Wendy Aylsworth, Jacki Morie, and Poppy Crum Hold Lively Conversation Focused on Success in an Industry Still Lacking Women
LOS ANGELES - Oct. 24, 2013 - The Society of Motion Picture and Television Engineers (SMPTE) and the Hollywood Post Alliance® (HPA) Women in Post presented "Wendy Aylsworth in Conversation with Friends" to a full house on Monday in conjunction with the SMPTE 2013 Annual Technical Conference & Exhibition in Hollywood. The event, which sold out well in advance, attracted a diverse group of women who are engaged in a variety of roles in the media and technology industry. SMPTE is the worldwide leader in motion-imaging standards and education for the communications, media, entertainment, and technology industries. The Women in Post group of the HPA - the trade association for the postproduction community - attracts professional women who fill many technical, creative, and leadership roles in postproduction.

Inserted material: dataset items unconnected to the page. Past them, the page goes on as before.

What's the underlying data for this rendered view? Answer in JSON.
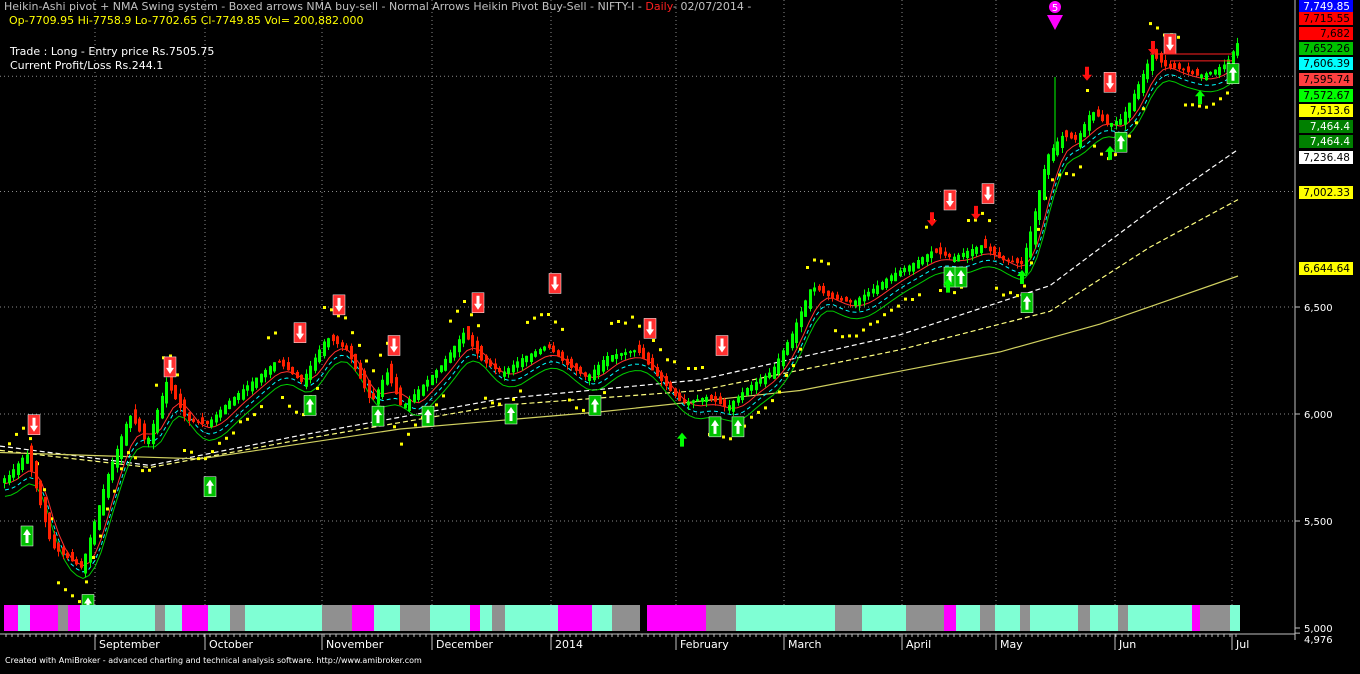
{
  "header": {
    "title": "Heikin-Ashi pivot + NMA Swing system - Boxed arrows NMA buy-sell - Normal Arrows Heikin Pivot Buy-Sell - NIFTY-I -",
    "period": "Daily",
    "date": "- 02/07/2014 -",
    "ohlc": "Op-7709.95  Hi-7758.9  Lo-7702.65  Cl-7749.85  Vol= 200,882.000"
  },
  "trade_info": {
    "line1": "Trade : Long - Entry price Rs.7505.75",
    "line2": "Current Profit/Loss Rs.244.1"
  },
  "footer": {
    "credit": "Created with AmiBroker - advanced charting and technical analysis software. http://www.amibroker.com"
  },
  "colors": {
    "background": "#000000",
    "bull_candle": "#00ff00",
    "bear_candle": "#ff2000",
    "buy_box": "#00c000",
    "sell_box": "#ff3030",
    "wave_marker": "#ff00ff",
    "grid": "#808080"
  },
  "chart_data": {
    "type": "candlestick",
    "symbol": "NIFTY-I",
    "period": "Daily",
    "ylim": [
      4970,
      7800
    ],
    "yticks": [
      {
        "label": "6,500",
        "value": 6500
      },
      {
        "label": "6,000",
        "value": 6000
      },
      {
        "label": "5,500",
        "value": 5500
      },
      {
        "label": "5,000",
        "value": 5000
      },
      {
        "label": "4,976",
        "value": 4976
      }
    ],
    "x_labels": [
      "September",
      "October",
      "November",
      "December",
      "2014",
      "February",
      "March",
      "April",
      "May",
      "Jun",
      "Jul"
    ],
    "price_keypoints": [
      {
        "x": 5,
        "y": 5700
      },
      {
        "x": 25,
        "y": 5820
      },
      {
        "x": 50,
        "y": 5380
      },
      {
        "x": 80,
        "y": 5280
      },
      {
        "x": 105,
        "y": 5700
      },
      {
        "x": 128,
        "y": 6000
      },
      {
        "x": 145,
        "y": 5860
      },
      {
        "x": 165,
        "y": 6150
      },
      {
        "x": 185,
        "y": 5970
      },
      {
        "x": 205,
        "y": 5950
      },
      {
        "x": 225,
        "y": 6050
      },
      {
        "x": 250,
        "y": 6150
      },
      {
        "x": 275,
        "y": 6250
      },
      {
        "x": 300,
        "y": 6150
      },
      {
        "x": 325,
        "y": 6360
      },
      {
        "x": 345,
        "y": 6300
      },
      {
        "x": 370,
        "y": 6050
      },
      {
        "x": 385,
        "y": 6200
      },
      {
        "x": 400,
        "y": 6030
      },
      {
        "x": 420,
        "y": 6130
      },
      {
        "x": 440,
        "y": 6230
      },
      {
        "x": 462,
        "y": 6380
      },
      {
        "x": 480,
        "y": 6250
      },
      {
        "x": 500,
        "y": 6190
      },
      {
        "x": 520,
        "y": 6260
      },
      {
        "x": 545,
        "y": 6320
      },
      {
        "x": 565,
        "y": 6230
      },
      {
        "x": 585,
        "y": 6170
      },
      {
        "x": 605,
        "y": 6270
      },
      {
        "x": 635,
        "y": 6300
      },
      {
        "x": 655,
        "y": 6180
      },
      {
        "x": 680,
        "y": 6050
      },
      {
        "x": 705,
        "y": 6080
      },
      {
        "x": 725,
        "y": 6030
      },
      {
        "x": 745,
        "y": 6120
      },
      {
        "x": 770,
        "y": 6200
      },
      {
        "x": 790,
        "y": 6370
      },
      {
        "x": 810,
        "y": 6600
      },
      {
        "x": 830,
        "y": 6540
      },
      {
        "x": 850,
        "y": 6520
      },
      {
        "x": 870,
        "y": 6580
      },
      {
        "x": 890,
        "y": 6650
      },
      {
        "x": 910,
        "y": 6700
      },
      {
        "x": 930,
        "y": 6760
      },
      {
        "x": 950,
        "y": 6730
      },
      {
        "x": 965,
        "y": 6760
      },
      {
        "x": 980,
        "y": 6790
      },
      {
        "x": 1000,
        "y": 6720
      },
      {
        "x": 1020,
        "y": 6700
      },
      {
        "x": 1030,
        "y": 6870
      },
      {
        "x": 1045,
        "y": 7200
      },
      {
        "x": 1060,
        "y": 7300
      },
      {
        "x": 1075,
        "y": 7280
      },
      {
        "x": 1090,
        "y": 7420
      },
      {
        "x": 1105,
        "y": 7350
      },
      {
        "x": 1120,
        "y": 7380
      },
      {
        "x": 1135,
        "y": 7520
      },
      {
        "x": 1150,
        "y": 7680
      },
      {
        "x": 1165,
        "y": 7620
      },
      {
        "x": 1180,
        "y": 7610
      },
      {
        "x": 1195,
        "y": 7580
      },
      {
        "x": 1210,
        "y": 7600
      },
      {
        "x": 1225,
        "y": 7640
      },
      {
        "x": 1238,
        "y": 7749.85
      }
    ],
    "last_bar": {
      "open": 7709.95,
      "high": 7758.9,
      "low": 7702.65,
      "close": 7749.85,
      "volume": 200882
    },
    "price_labels": [
      {
        "text": "7,749.85",
        "value": 7749.85,
        "bg": "#0000ff",
        "fg": "#ffffff"
      },
      {
        "text": "7,715.55",
        "value": 7715.55,
        "bg": "#ff0000",
        "fg": "#000000"
      },
      {
        "text": "7,682",
        "value": 7682,
        "bg": "#ff0000",
        "fg": "#000000"
      },
      {
        "text": "7,652.26",
        "value": 7652.26,
        "bg": "#00c000",
        "fg": "#000000"
      },
      {
        "text": "7,606.39",
        "value": 7606.39,
        "bg": "#00ffff",
        "fg": "#000000"
      },
      {
        "text": "7,595.74",
        "value": 7595.74,
        "bg": "#ff4040",
        "fg": "#000000"
      },
      {
        "text": "7,572.67",
        "value": 7572.67,
        "bg": "#00ff00",
        "fg": "#000000"
      },
      {
        "text": "7,513.6",
        "value": 7513.6,
        "bg": "#ffff00",
        "fg": "#000000"
      },
      {
        "text": "7,464.4",
        "value": 7464.4,
        "bg": "#008000",
        "fg": "#ffffff"
      },
      {
        "text": "7,464.4",
        "value": 7464.4,
        "bg": "#008000",
        "fg": "#ffffff"
      },
      {
        "text": "7,236.48",
        "value": 7236.48,
        "bg": "#ffffff",
        "fg": "#000000"
      },
      {
        "text": "7,002.33",
        "value": 7002.33,
        "bg": "#ffff00",
        "fg": "#000000"
      },
      {
        "text": "6,644.64",
        "value": 6644.64,
        "bg": "#ffff00",
        "fg": "#000000"
      }
    ],
    "moving_averages": [
      {
        "style": "dashed",
        "color": "#ffffff",
        "end_value": 7236.48,
        "points": [
          [
            0,
            5850
          ],
          [
            150,
            5760
          ],
          [
            300,
            5900
          ],
          [
            500,
            6070
          ],
          [
            700,
            6160
          ],
          [
            900,
            6370
          ],
          [
            1050,
            6600
          ],
          [
            1150,
            6950
          ],
          [
            1238,
            7236
          ]
        ]
      },
      {
        "style": "dashed",
        "color": "#ffff80",
        "end_value": 7002.33,
        "points": [
          [
            0,
            5830
          ],
          [
            150,
            5750
          ],
          [
            300,
            5880
          ],
          [
            500,
            6040
          ],
          [
            700,
            6110
          ],
          [
            900,
            6300
          ],
          [
            1050,
            6480
          ],
          [
            1150,
            6780
          ],
          [
            1238,
            7002
          ]
        ]
      },
      {
        "style": "solid",
        "color": "#d0d060",
        "end_value": 6644.64,
        "points": [
          [
            0,
            5820
          ],
          [
            200,
            5790
          ],
          [
            400,
            5930
          ],
          [
            600,
            6010
          ],
          [
            800,
            6110
          ],
          [
            1000,
            6290
          ],
          [
            1100,
            6420
          ],
          [
            1238,
            6645
          ]
        ]
      }
    ],
    "buy_box_arrows": [
      {
        "x": 27,
        "price": 5430
      },
      {
        "x": 88,
        "price": 5110
      },
      {
        "x": 210,
        "price": 5660
      },
      {
        "x": 310,
        "price": 6040
      },
      {
        "x": 378,
        "price": 5990
      },
      {
        "x": 428,
        "price": 5990
      },
      {
        "x": 511,
        "price": 6000
      },
      {
        "x": 595,
        "price": 6040
      },
      {
        "x": 715,
        "price": 5940
      },
      {
        "x": 738,
        "price": 5940
      },
      {
        "x": 950,
        "price": 6640
      },
      {
        "x": 961,
        "price": 6640
      },
      {
        "x": 1027,
        "price": 6520
      },
      {
        "x": 1121,
        "price": 7270
      },
      {
        "x": 1233,
        "price": 7590
      }
    ],
    "sell_box_arrows": [
      {
        "x": 34,
        "price": 5950
      },
      {
        "x": 170,
        "price": 6220
      },
      {
        "x": 300,
        "price": 6380
      },
      {
        "x": 339,
        "price": 6510
      },
      {
        "x": 394,
        "price": 6320
      },
      {
        "x": 478,
        "price": 6520
      },
      {
        "x": 555,
        "price": 6610
      },
      {
        "x": 650,
        "price": 6400
      },
      {
        "x": 722,
        "price": 6320
      },
      {
        "x": 950,
        "price": 7000
      },
      {
        "x": 988,
        "price": 7030
      },
      {
        "x": 1110,
        "price": 7550
      },
      {
        "x": 1170,
        "price": 7730
      }
    ],
    "buy_arrows": [
      {
        "x": 682,
        "price": 5880
      },
      {
        "x": 1110,
        "price": 7220
      },
      {
        "x": 1200,
        "price": 7480
      },
      {
        "x": 1022,
        "price": 6640
      },
      {
        "x": 948,
        "price": 6600
      }
    ],
    "sell_arrows": [
      {
        "x": 932,
        "price": 6910
      },
      {
        "x": 976,
        "price": 6940
      },
      {
        "x": 1087,
        "price": 7590
      },
      {
        "x": 1153,
        "price": 7710
      }
    ],
    "wave_marker": {
      "x": 1055,
      "label": "5"
    },
    "trend_bar": {
      "colors": {
        "up": "#7fffd4",
        "down": "#ff00ff",
        "neutral": "#909090"
      },
      "segments": [
        [
          "down",
          4,
          18
        ],
        [
          "up",
          18,
          30
        ],
        [
          "down",
          30,
          58
        ],
        [
          "neutral",
          58,
          68
        ],
        [
          "down",
          68,
          80
        ],
        [
          "up",
          80,
          155
        ],
        [
          "neutral",
          155,
          165
        ],
        [
          "up",
          165,
          182
        ],
        [
          "down",
          182,
          208
        ],
        [
          "up",
          208,
          230
        ],
        [
          "neutral",
          230,
          245
        ],
        [
          "up",
          245,
          322
        ],
        [
          "neutral",
          322,
          352
        ],
        [
          "down",
          352,
          374
        ],
        [
          "up",
          374,
          400
        ],
        [
          "neutral",
          400,
          430
        ],
        [
          "up",
          430,
          470
        ],
        [
          "down",
          470,
          480
        ],
        [
          "up",
          480,
          492
        ],
        [
          "neutral",
          492,
          505
        ],
        [
          "up",
          505,
          558
        ],
        [
          "down",
          558,
          592
        ],
        [
          "up",
          592,
          612
        ],
        [
          "neutral",
          612,
          640
        ],
        [
          "down",
          647,
          706
        ],
        [
          "neutral",
          706,
          736
        ],
        [
          "up",
          736,
          835
        ],
        [
          "neutral",
          835,
          862
        ],
        [
          "up",
          862,
          906
        ],
        [
          "neutral",
          906,
          944
        ],
        [
          "down",
          944,
          956
        ],
        [
          "up",
          956,
          980
        ],
        [
          "neutral",
          980,
          995
        ],
        [
          "up",
          995,
          1020
        ],
        [
          "neutral",
          1020,
          1030
        ],
        [
          "up",
          1030,
          1078
        ],
        [
          "neutral",
          1078,
          1090
        ],
        [
          "up",
          1090,
          1118
        ],
        [
          "neutral",
          1118,
          1128
        ],
        [
          "up",
          1128,
          1192
        ],
        [
          "down",
          1192,
          1200
        ],
        [
          "neutral",
          1200,
          1230
        ],
        [
          "up",
          1230,
          1240
        ]
      ]
    }
  }
}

SMPTE and HPA worked together to develop the event as a way to reach these women, who have crucial responsibilities and face many challenges.
"This business can be a really great place for women, particularly when they can benefit from the knowledge and support of experienced female professionals excelling in the field," said SMPTE Executive Director Barbara Lange. "Leaders and mentors like Wendy are doing wonderful work to attract more women to the business, and the strong interest in this sold-out event shows how inspiring and valuable the connections among women are for our industry."

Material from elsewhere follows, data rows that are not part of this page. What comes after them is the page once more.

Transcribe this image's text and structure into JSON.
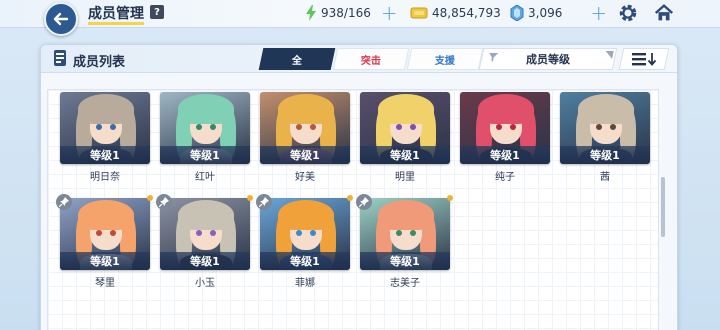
{
  "header": {
    "title": "成员管理",
    "help": "?",
    "ap": "938/166",
    "credits": "48,854,793",
    "gems": "3,096"
  },
  "panel": {
    "title": "成员列表",
    "tabs": [
      {
        "label": "全"
      },
      {
        "label": "突击"
      },
      {
        "label": "支援"
      }
    ],
    "sort_label": "成员等级"
  },
  "members": [
    {
      "name": "明日奈",
      "level": "等级1",
      "pinned": false,
      "hair": "#b9ab9b",
      "eyes": "#3d6aa8",
      "outfit": "#3a4455",
      "bg": "#6d7a93"
    },
    {
      "name": "红叶",
      "level": "等级1",
      "pinned": false,
      "hair": "#7fd0b5",
      "eyes": "#2f8c6a",
      "outfit": "#e8eef4",
      "bg": "#9fb6c4"
    },
    {
      "name": "好美",
      "level": "等级1",
      "pinned": false,
      "hair": "#e9b24a",
      "eyes": "#b35a3a",
      "outfit": "#d77b9a",
      "bg": "#c38f6d"
    },
    {
      "name": "明里",
      "level": "等级1",
      "pinned": false,
      "hair": "#f1d26a",
      "eyes": "#7c4fb3",
      "outfit": "#2a2430",
      "bg": "#5a4f6b"
    },
    {
      "name": "纯子",
      "level": "等级1",
      "pinned": false,
      "hair": "#e0506a",
      "eyes": "#b9283a",
      "outfit": "#2b2530",
      "bg": "#6a3a4a"
    },
    {
      "name": "茜",
      "level": "等级1",
      "pinned": false,
      "hair": "#c9bca9",
      "eyes": "#5b4a3a",
      "outfit": "#3c4658",
      "bg": "#4f7fa0"
    },
    {
      "name": "琴里",
      "level": "等级1",
      "pinned": true,
      "hair": "#f5a36a",
      "eyes": "#c04a3a",
      "outfit": "#f2f2f4",
      "bg": "#8fa3c8"
    },
    {
      "name": "小玉",
      "level": "等级1",
      "pinned": true,
      "hair": "#c7c2b3",
      "eyes": "#8a5fc0",
      "outfit": "#2a2b31",
      "bg": "#8c93a3"
    },
    {
      "name": "菲娜",
      "level": "等级1",
      "pinned": true,
      "hair": "#f0a13a",
      "eyes": "#3a8ad0",
      "outfit": "#3d5fa8",
      "bg": "#6aa6d8"
    },
    {
      "name": "志美子",
      "level": "等级1",
      "pinned": true,
      "hair": "#f09a7a",
      "eyes": "#3e8a62",
      "outfit": "#e6eef0",
      "bg": "#9ed1c6"
    }
  ]
}
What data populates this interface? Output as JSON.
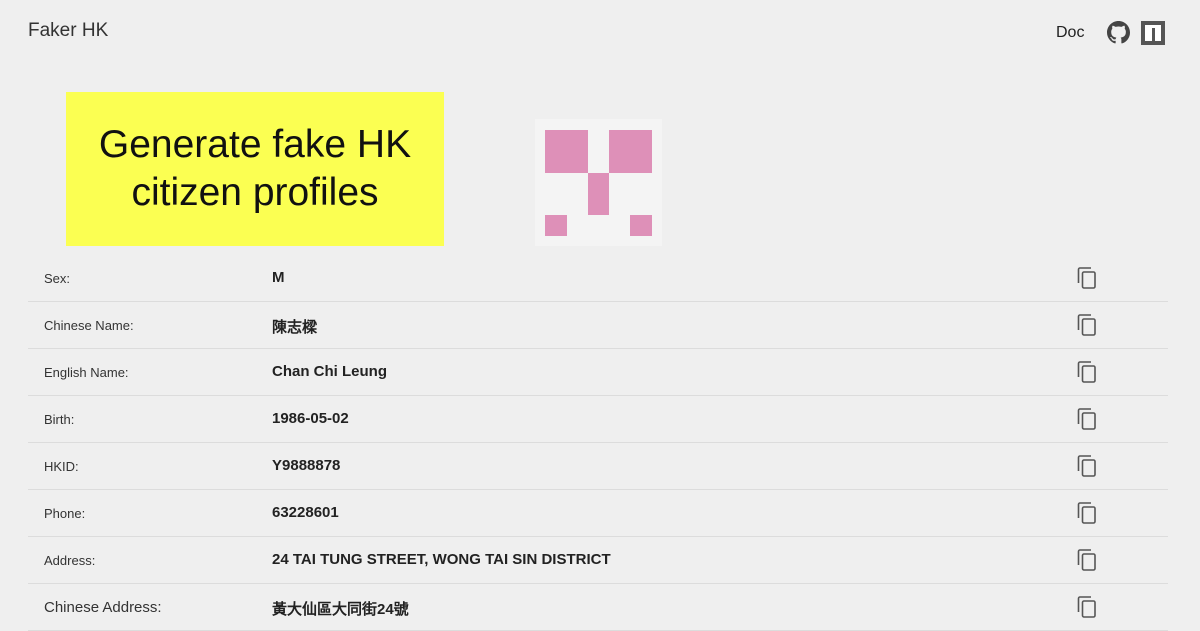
{
  "header": {
    "title": "Faker HK",
    "doc_label": "Doc",
    "icons": [
      "github-icon",
      "npm-icon"
    ]
  },
  "banner": {
    "line1": "Generate fake HK",
    "line2": "citizen profiles",
    "background": "#fbff52"
  },
  "avatar": {
    "color": "#de90b8"
  },
  "profile": {
    "rows": [
      {
        "label": "Sex:",
        "value": "M"
      },
      {
        "label": "Chinese Name:",
        "value": "陳志樑"
      },
      {
        "label": "English Name:",
        "value": "Chan Chi Leung"
      },
      {
        "label": "Birth:",
        "value": "1986-05-02"
      },
      {
        "label": "HKID:",
        "value": "Y9888878"
      },
      {
        "label": "Phone:",
        "value": "63228601"
      },
      {
        "label": "Address:",
        "value": "24 TAI TUNG STREET, WONG TAI SIN DISTRICT"
      },
      {
        "label": "Chinese Address:",
        "value": "黃大仙區大同街24號"
      }
    ],
    "copy_icon": "copy-icon"
  }
}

During the luncheon, SMPTE President Wendy Aylsworth, senior vice president of technology at Warner Bros. Technical Operations, joined Jacki Morie, CEO of All These Worlds, and Poppy Crum, senior scientist at Dolby Laboratories, in a vibrant discussion about what it takes to be a woman working in the entertainment and media technology industry. Drawing on more than 50 years of collective experience, the three shared their perspectives on being successful in an industry that still lacks women.

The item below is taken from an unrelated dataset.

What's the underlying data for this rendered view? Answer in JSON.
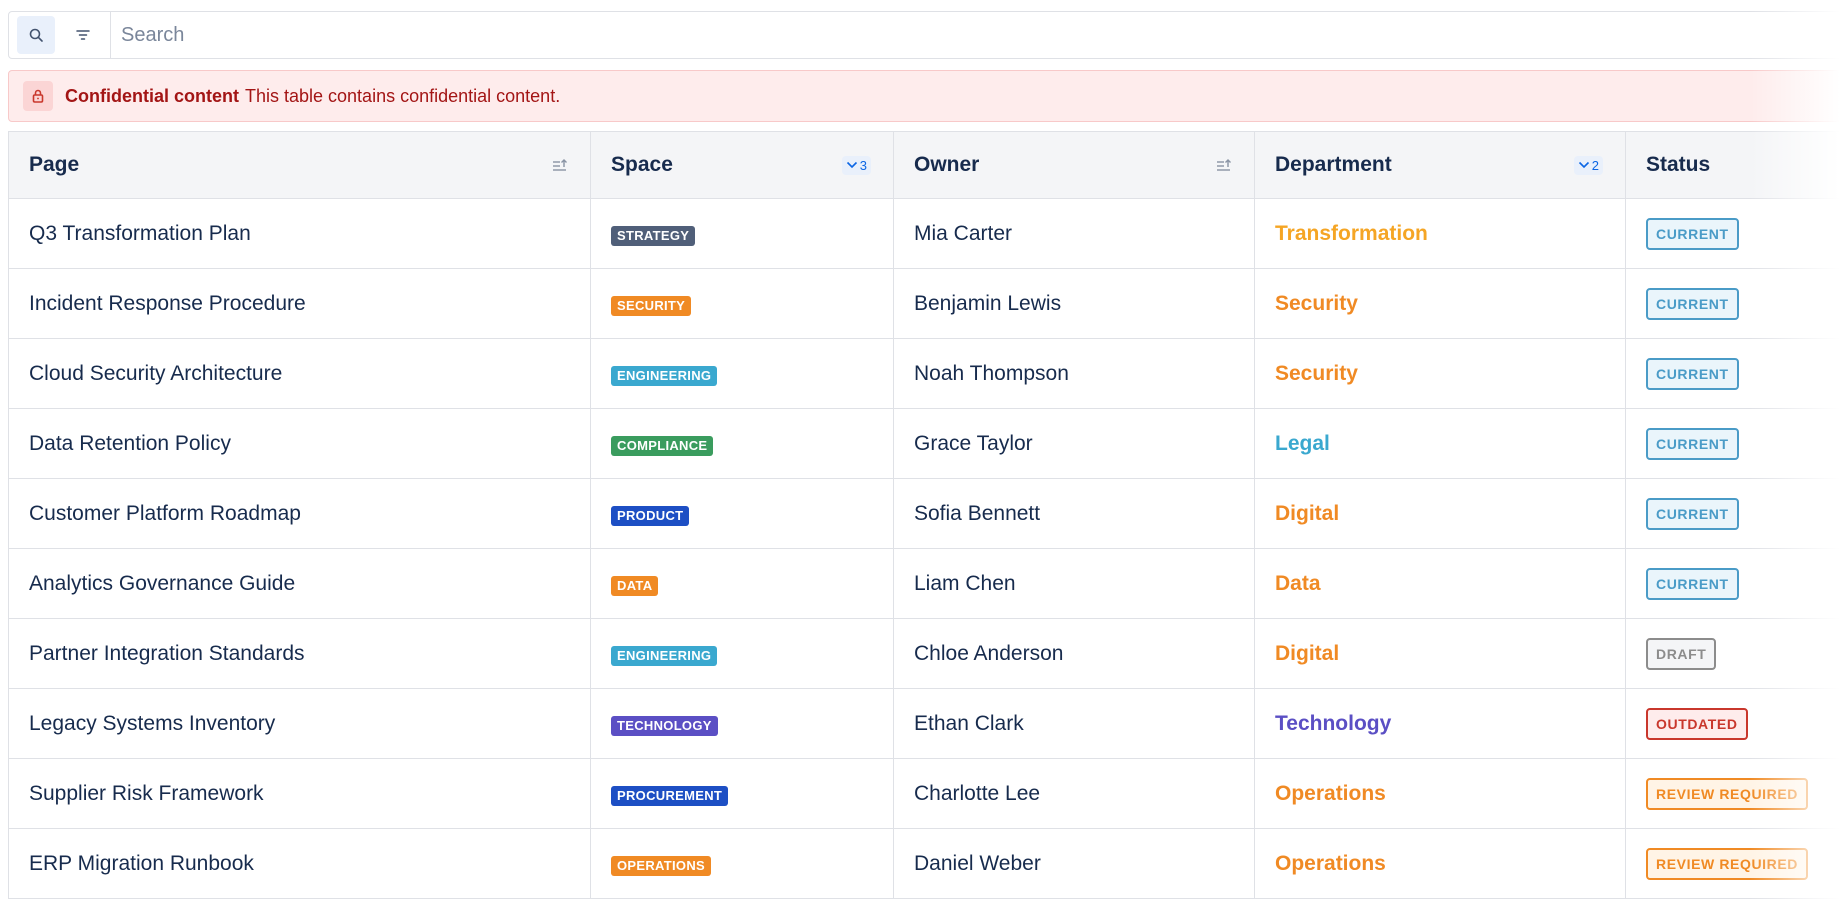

"Women are a fundamental part of the media and entertainment technology workforce, and the future will rely on finding the best talent for technical and executive roles," said Eileen Kramer, executive director of HPA. "SMPTE and HPA Women in Post offered a valuable array of insights to women who work, or will be working, in one of the most invigorating, challenging, and rewarding careers in the media and entertainment industry."
A number of important points arose from the event, including the need for focus on creativity and mentorship. Aylsworth spoke of the importance of thinking creatively to attract more women to a business that will continue to need the best and brightest talent, and Morie provided practical ideas for making it happen. Crum emphasized the importance of having a mentor "to encourage you and to allow you to make mistakes" in the process of exploring new ideas and possibilities.